Is producing a non-profit Covid-19 vaccine a smart decision for AstraZeneca and the industry
AZN’s market-cap breached the £100bn break-out line thanks to the Covid-crisis, the British pharma giant promised that during the pandemic it won’t make profit on the vaccine, but maybe it should.
AZN.L relative 12m share price performance (lighter line) vs. FTSE 100
AZN.L absolute 12m share price performance
- Drug company AstraZeneca (AZN.L), which partnered with scientists at Oxford University for the development of a vaccine for covid-19 is already manufacturing this potential product before the completion of clinical trials.
- AZN closed a $750m (£595m) deal on Thursday with two health organisations: Coalition for Epidemic Preparedness Innovations (CEPI) and GAVI vaccines alliance, backed by Bill and Melinda Gates.
- Regardless of the trial’s outcome and the financial risks involved, Pascal Soriot, AZN CEO, confirmed that the firm has taken the decision to start manufacturing the vaccine AZD1222 so that it can meet demand in the case that it proves effective. AZN expects clinical trial results to confirm the efficacity of the vaccine by the end of August.
- AstraZeneca claims it could be able to supply 2bn doses of the vaccine by September if it passes clinical trials and is approved by the regulators for use.
- AZN’s licensing agreement with SII (Serum Institute of India) includes sending 1bn doses to low and middle-income countries. Some 400 million of those doses are planned to be ready the end of 2020.
- To help speed up the production of this potential vaccine Oxford Biomedica, AstraZeneca’s newest partner has signed a five-year collaboration agreement with UK’s Vaccines Manufacturing and Innovation Centre (VMIC).

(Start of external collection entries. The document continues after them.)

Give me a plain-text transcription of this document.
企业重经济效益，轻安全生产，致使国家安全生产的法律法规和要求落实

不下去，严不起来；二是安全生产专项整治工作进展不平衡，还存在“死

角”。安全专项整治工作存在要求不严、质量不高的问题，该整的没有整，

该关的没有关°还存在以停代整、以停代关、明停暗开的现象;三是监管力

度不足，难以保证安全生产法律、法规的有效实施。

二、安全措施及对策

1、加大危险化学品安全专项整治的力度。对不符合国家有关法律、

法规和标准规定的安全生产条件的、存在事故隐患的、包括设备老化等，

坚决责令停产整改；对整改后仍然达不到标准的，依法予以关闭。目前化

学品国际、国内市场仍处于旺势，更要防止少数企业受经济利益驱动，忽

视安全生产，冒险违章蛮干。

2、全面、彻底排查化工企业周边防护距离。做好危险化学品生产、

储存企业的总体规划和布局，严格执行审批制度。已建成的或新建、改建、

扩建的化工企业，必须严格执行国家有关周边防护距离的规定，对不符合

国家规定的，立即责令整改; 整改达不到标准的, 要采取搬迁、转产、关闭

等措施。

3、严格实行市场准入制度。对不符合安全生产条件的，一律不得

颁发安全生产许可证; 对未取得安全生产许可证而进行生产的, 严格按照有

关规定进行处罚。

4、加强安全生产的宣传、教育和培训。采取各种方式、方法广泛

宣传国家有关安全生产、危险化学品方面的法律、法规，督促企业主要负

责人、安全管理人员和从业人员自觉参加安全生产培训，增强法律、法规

It is evident that governments around the world have put aside billions of dollars for a Covid-19 vaccine. Due to the nature of the pandemic the vaccine can be classed as a ‘public good’ on a global scale.
Governments are economically inefficient at spending money, and they invariably create a deadweight loss with subsidies. This is a price worth paying to manage or halt a pandemic, but whatever can be done to reduce the deadweight loss, should be done.

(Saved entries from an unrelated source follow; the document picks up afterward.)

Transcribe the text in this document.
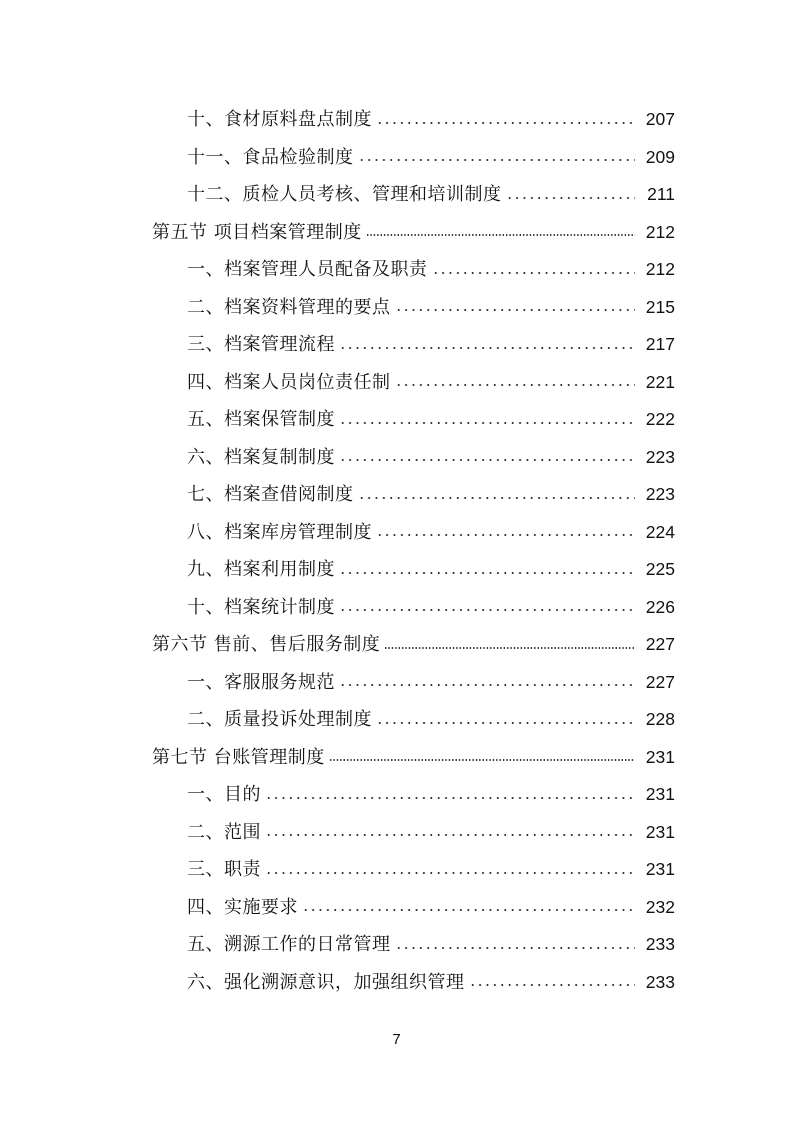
十、食材原料盘点制度	207
十一、食品检验制度	209
十二、质检人员考核、管理和培训制度	211
第五节 项目档案管理制度	212
一、档案管理人员配备及职责	212
二、档案资料管理的要点	215
三、档案管理流程	217
四、档案人员岗位责任制	221
五、档案保管制度	222
六、档案复制制度	223
七、档案查借阅制度	223
八、档案库房管理制度	224
九、档案利用制度	225
十、档案统计制度	226
第六节 售前、售后服务制度	227
一、客服服务规范	227
二、质量投诉处理制度	228
第七节 台账管理制度	231
一、目的	231
二、范围	231
三、职责	231
四、实施要求	232
五、溯源工作的日常管理	233
六、强化溯源意识，加强组织管理	233
7
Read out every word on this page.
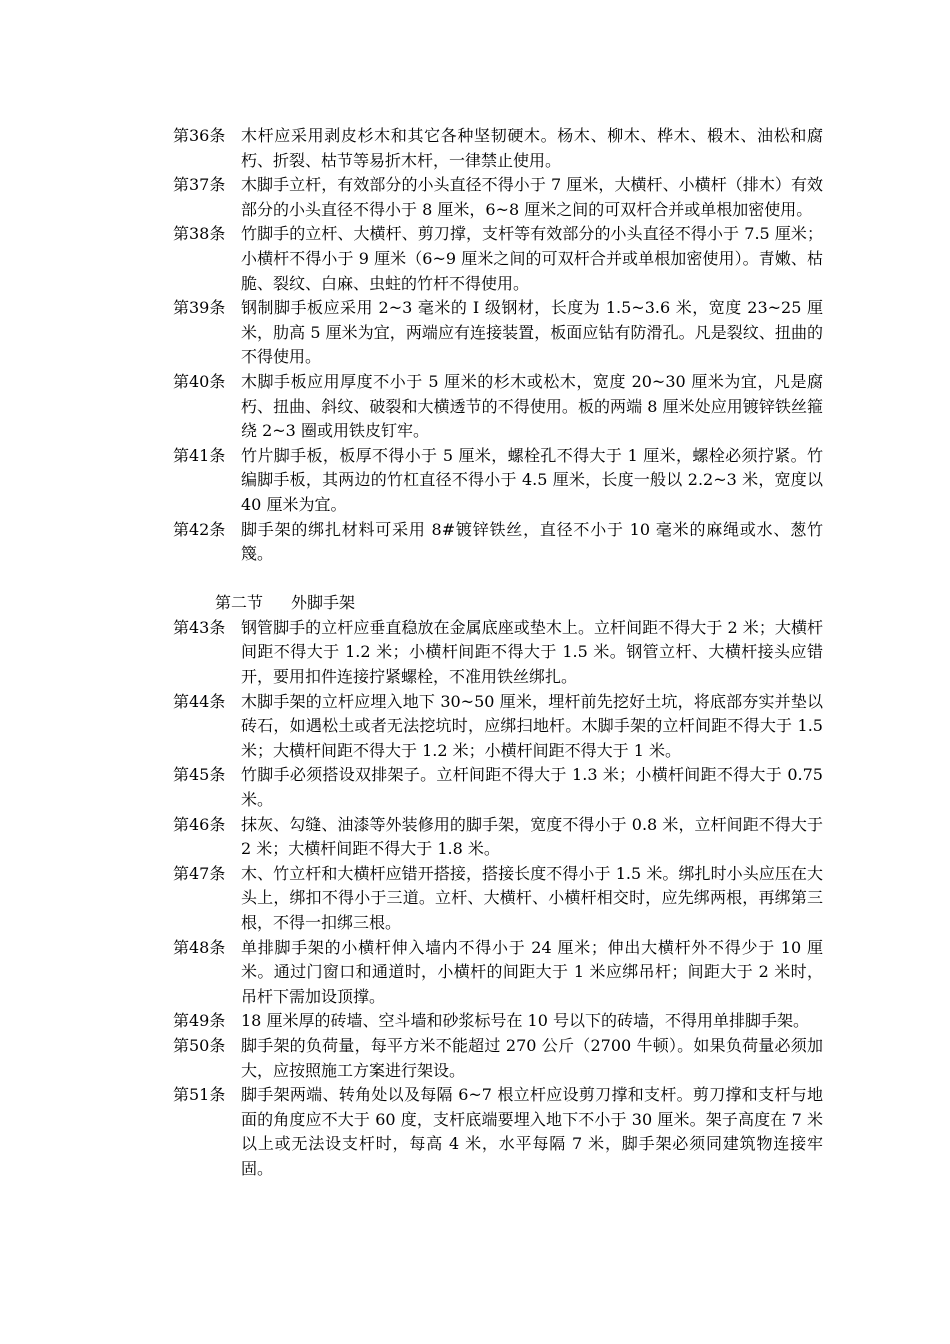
第36条 木杆应采用剥皮杉木和其它各种坚韧硬木。杨木、柳木、桦木、椴木、油松和腐朽、折裂、枯节等易折木杆，一律禁止使用。
第37条 木脚手立杆，有效部分的小头直径不得小于 7 厘米，大横杆、小横杆（排木）有效部分的小头直径不得小于 8 厘米，6~8 厘米之间的可双杆合并或单根加密使用。
第38条 竹脚手的立杆、大横杆、剪刀撑，支杆等有效部分的小头直径不得小于 7.5 厘米；小横杆不得小于 9 厘米（6~9 厘米之间的可双杆合并或单根加密使用）。青嫩、枯脆、裂纹、白麻、虫蛀的竹杆不得使用。
第39条 钢制脚手板应采用 2~3 毫米的 I 级钢材，长度为 1.5~3.6 米，宽度 23~25 厘米，肋高 5 厘米为宜，两端应有连接装置，板面应钻有防滑孔。凡是裂纹、扭曲的不得使用。
第40条 木脚手板应用厚度不小于 5 厘米的杉木或松木，宽度 20~30 厘米为宜，凡是腐朽、扭曲、斜纹、破裂和大横透节的不得使用。板的两端 8 厘米处应用镀锌铁丝箍绕 2~3 圈或用铁皮钉牢。
第41条 竹片脚手板，板厚不得小于 5 厘米，螺栓孔不得大于 1 厘米，螺栓必须拧紧。竹编脚手板，其两边的竹杠直径不得小于 4.5 厘米，长度一般以 2.2~3 米，宽度以 40 厘米为宜。
第42条 脚手架的绑扎材料可采用 8#镀锌铁丝，直径不小于 10 毫米的麻绳或水、葱竹篾。
第二节 外脚手架
第43条 钢管脚手的立杆应垂直稳放在金属底座或垫木上。立杆间距不得大于 2 米；大横杆间距不得大于 1.2 米；小横杆间距不得大于 1.5 米。钢管立杆、大横杆接头应错开，要用扣件连接拧紧螺栓，不准用铁丝绑扎。
第44条 木脚手架的立杆应埋入地下 30~50 厘米，埋杆前先挖好土坑，将底部夯实并垫以砖石，如遇松土或者无法挖坑时，应绑扫地杆。木脚手架的立杆间距不得大于 1.5 米；大横杆间距不得大于 1.2 米；小横杆间距不得大于 1 米。
第45条 竹脚手必须搭设双排架子。立杆间距不得大于 1.3 米；小横杆间距不得大于 0.75 米。
第46条 抹灰、勾缝、油漆等外装修用的脚手架，宽度不得小于 0.8 米，立杆间距不得大于 2 米；大横杆间距不得大于 1.8 米。
第47条 木、竹立杆和大横杆应错开搭接，搭接长度不得小于 1.5 米。绑扎时小头应压在大头上，绑扣不得小于三道。立杆、大横杆、小横杆相交时，应先绑两根，再绑第三根，不得一扣绑三根。
第48条 单排脚手架的小横杆伸入墙内不得小于 24 厘米；伸出大横杆外不得少于 10 厘米。通过门窗口和通道时，小横杆的间距大于 1 米应绑吊杆；间距大于 2 米时，吊杆下需加设顶撑。
第49条 18 厘米厚的砖墙、空斗墙和砂浆标号在 10 号以下的砖墙，不得用单排脚手架。
第50条 脚手架的负荷量，每平方米不能超过 270 公斤（2700 牛顿）。如果负荷量必须加大，应按照施工方案进行架设。
第51条 脚手架两端、转角处以及每隔 6~7 根立杆应设剪刀撑和支杆。剪刀撑和支杆与地面的角度应不大于 60 度，支杆底端要埋入地下不小于 30 厘米。架子高度在 7 米以上或无法设支杆时，每高 4 米，水平每隔 7 米，脚手架必须同建筑物连接牢固。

AstraZeneca has said it will deliver the vaccine on a non-profit basis during the pandemic, but maybe it should be encouraged to gain some margin within certain limits.
The profit incentive is important as it drives efficiency (in this case speed to market). This in turn sends positive signals to other companies in the race and competition leads to better outcomes.
Cutting time to market will also preserve government funds, leading to less deadweight loss and the possible return of capital to the private sector through the usual economic mechanisms. As the private sector over time and on average makes better use of capital than governments, this would lead to an improved outcome for all.
AZN’s share price development and breakout valuation above 100bn Mcap, which cannot be attributed to the profit potential of a Covid vaccine, also demonstrates renewed investor interest in the healthcare sector, essentially a reinvigoration in the minds of investors that had become jaded with many failures and delays to delivery in the sector over the last 20 years.
The opportunities for healthcare sector companies and healthcare investors will continue to grow – according to a report from Research and Markets in Dublin on 23rd of January the global healthcare market is expected to exceed the $2 trillion mark in 2020, and that’s an estimate based on data before any pandemic effect.